Because capitalism is designed around constant competition, the pressure to pursue its very narrow goals is almost irresistible for companies, communities, and individual people. If any element of the system rejects the pursuit of efficiency, others who are more efficient will out- compete the resister who will be forced out.

Human beings are not machines. We are not merely cogs in an economic machine. It makes no sense that psychologically, culturally and in our day-to-day decision making we should primarily pursue efficiency, the lowest costs, and other valueless means-to-an-ends forms of thinking.

The most fundamental aspect of being human is our ability to experience raw emotion, wonder, love, freedom, pleasure and sensation. These are experiences totally outside the awareness of economics, corporations or computers, but each of us knows they are what makes life meaningful on a deep level. When your face is stained with tears—of happiness or sadness, but in either case being-ness—those are the moments you know you’re really alive.

Humans seek freedom, self-determination, adventure and challenges, whereas corporations, hierarchical authority structures and machines seek control, order, routine and the easiest, quickest and most boring solution to problems. Humans seek to express their humanity— we sing, write, draw, dance and rebel. Only living creatures can love, which is an irrational emotion that is also essential and even magic. It is the glue that makes society possible, makes our lives worth living, and can give us the strength and courage to organize, resist the capitalist destruction of the world, and survive. Yet love is totally invisible to capitalism—computers and corporations can’t love. These structures can’t comprehend solidarity that is based on love and that doesn’t depend on trading something for something else.

To create a new society, we have to figure out ways to resist the social structures and institutions that oppress people and are destroying the earth. We have to create alternative institutions that can meet people’s needs based on cooperation, sharing, free will, beauty, pleasure and ecological sustainability. Doing these things means we are re-organizing our priorities away from mainstream goals such as achieving success and getting material possessions.

To the extent the process of our struggle as well as our goals are based on human vs. system values—and to the extent we’re conscious of when we’re being guided by system-values and when we’re being guided by human values—we can decrease burnout by increasing our sense of meaningfulness. We won’t be seeking one path in our politics while self-judging our lives based on internalized values from the system. The part of our mind structured by the system is filled with a lot of “shoulds” that upon closer inspection may not make a lot of sense. It can be easy for our “reasonable” system-mind to doubt our human impulses for adventure, freedom and ill-advised love that can leave us dangling out on a limb.
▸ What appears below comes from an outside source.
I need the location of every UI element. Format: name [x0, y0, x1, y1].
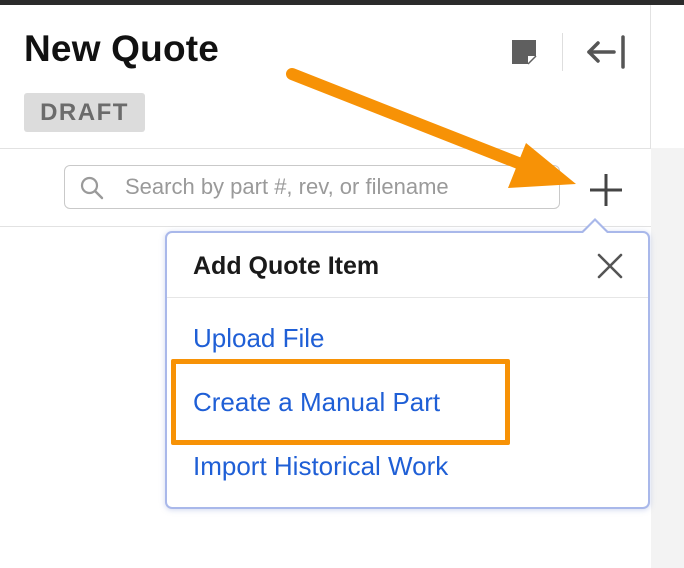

Taking a different path or doing it yourself for your own reasons will be slower, more difficult and often very confusing and messy. Resisting the global machine means you’ll miss out on the treats it has to offer, and it may role over and crush you if you don’t step out of the way at the right moment. The funny thing is that a lot of times, enjoying easy treats makes you feel empty, while seeking complex, tough pleasures makes you feel alive and engaged. Taking the human and therefore sometimes irrational and inconvenient path seriously and following it with all your heart is what the world needs most right now. We’ve gone as far as we can with making things fast and cheap—now its time to build something meaningful and human.